The LNAPLs Team issued a technical overview document: Evaluating Natural Source Zone Depletion at Sites with LNAPL (LNAPL-1) explaining how LNAPL source zones naturally deplete through volatilization and dissolution and providing tools and techniques for quantifying these depletion rates. NSZD evaluations may provide a baseline against which to compare the effectiveness of current remedial strategies or for estimating the sustainability of such rates for long-term predictions.

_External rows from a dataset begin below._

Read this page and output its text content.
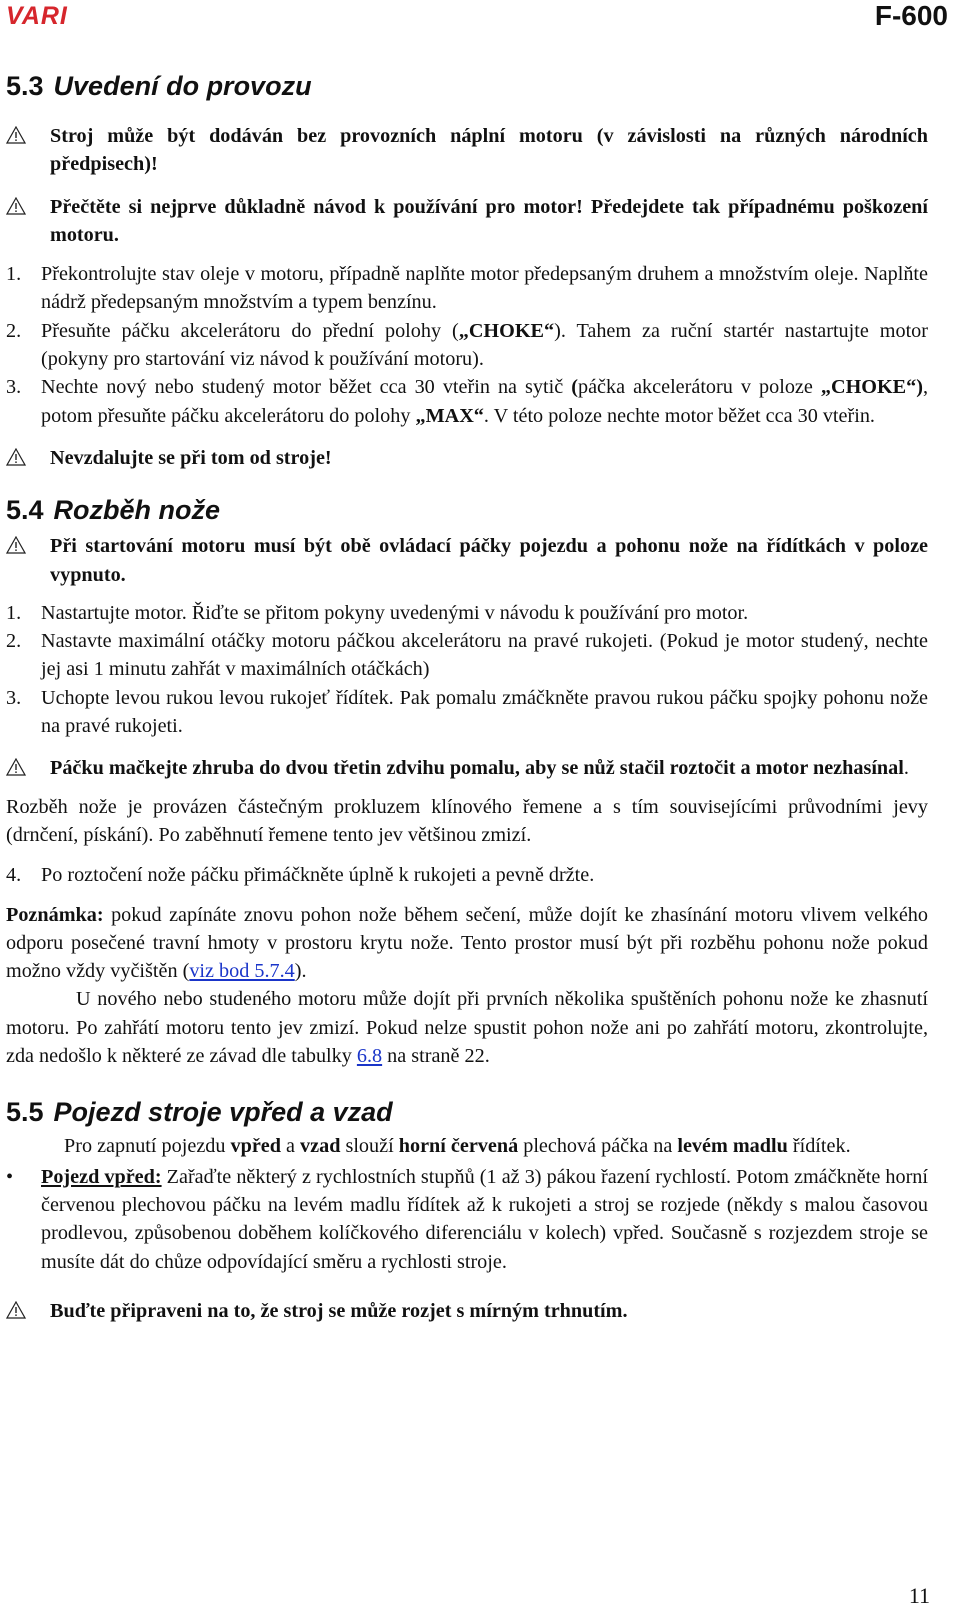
VARI	F-600
5.3 Uvedení do provozu
Stroj může být dodáván bez provozních náplní motoru (v závislosti na různých národních předpisech)!
Přečtěte si nejprve důkladně návod k používání pro motor! Předejdete tak případnému poškození motoru.
1. Překontrolujte stav oleje v motoru, případně naplňte motor předepsaným druhem a množstvím oleje. Naplňte nádrž předepsaným množstvím a typem benzínu.
2. Přesuňte páčku akcelerátoru do přední polohy („CHOKE“). Tahem za ruční startér nastartujte motor (pokyny pro startování viz návod k používání motoru).
3. Nechte nový nebo studený motor běžet cca 30 vteřin na sytič (páčka akcelerátoru v poloze „CHOKE“), potom přesuňte páčku akcelerátoru do polohy „MAX“. V této poloze nechte motor běžet cca 30 vteřin.
Nevzdalujte se při tom od stroje!
5.4 Rozběh nože
Při startování motoru musí být obě ovládací páčky pojezdu a pohonu nože na řídítkách v poloze vypnuto.
1. Nastartujte motor. Řiďte se přitom pokyny uvedenými v návodu k používání pro motor.
2. Nastavte maximální otáčky motoru páčkou akcelerátoru na pravé rukojeti. (Pokud je motor studený, nechte jej asi 1 minutu zahřát v maximálních otáčkách)
3. Uchopte levou rukou levou rukojeť řídítek. Pak pomalu zmáčkněte pravou rukou páčku spojky pohonu nože na pravé rukojeti.
Páčku mačkejte zhruba do dvou třetin zdvihu pomalu, aby se nůž stačil roztočit a motor nezhasínal.

Rozběh nože je provázen částečným prokluzem klínového řemene a s tím souvisejícími průvodními jevy (drnčení, pískání). Po zaběhnutí řemene tento jev většinou zmizí.

4. Po roztočení nože páčku přimáčkněte úplně k rukojeti a pevně držte.

Poznámka: pokud zapínáte znovu pohon nože během sečení, může dojít ke zhasínání motoru vlivem velkého odporu posečené travní hmoty v prostoru krytu nože. Tento prostor musí být při rozběhu pohonu nože pokud možno vždy vyčištěn (viz bod 5.7.4).

U nového nebo studeného motoru může dojít při prvních několika spuštěních pohonu nože ke zhasnutí motoru. Po zahřátí motoru tento jev zmizí. Pokud nelze spustit pohon nože ani po zahřátí motoru, zkontrolujte, zda nedošlo k některé ze závad dle tabulky 6.8 na straně 22.

5.5 Pojezd stroje vpřed a vzad

Pro zapnutí pojezdu vpřed a vzad slouží horní červená plechová páčka na levém madlu řídítek.

•	Pojezd vpřed: Zařaďte některý z rychlostních stupňů (1 až 3) pákou řazení rychlostí. Potom zmáčkněte horní červenou plechovou páčku na levém madlu řídítek až k rukojeti a stroj se rozjede (někdy s malou časovou prodlevou, způsobenou doběhem kolíčkového diferenciálu v kolech) vpřed. Současně s rozjezdem stroje se musíte dát do chůze odpovídající směru a rychlosti stroje.
Buďte připraveni na to, že stroj se může rozjet s mírným trhnutím.
11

The LNAPLs Team has also issued the technical/regulatory guidance document Evaluating LNAPL Remedial Technologies for Achieving Project Goals (LNAPL-2). This document helps stakeholders set appropriate LNAPL remedial objectives in the context of a site-specific LNAPL conceptual site model, provides tools to screen 17 LNAPL remedial technologies to identify an optimal LNAPL remedial technology to achieve the objectives, and provides example performance metrics that would be set to gauge remedial effectiveness and demonstrate achievement of the objectives. Internet-based training for the document is also available that explains key concepts and applies the screening process to an example LNAPL site.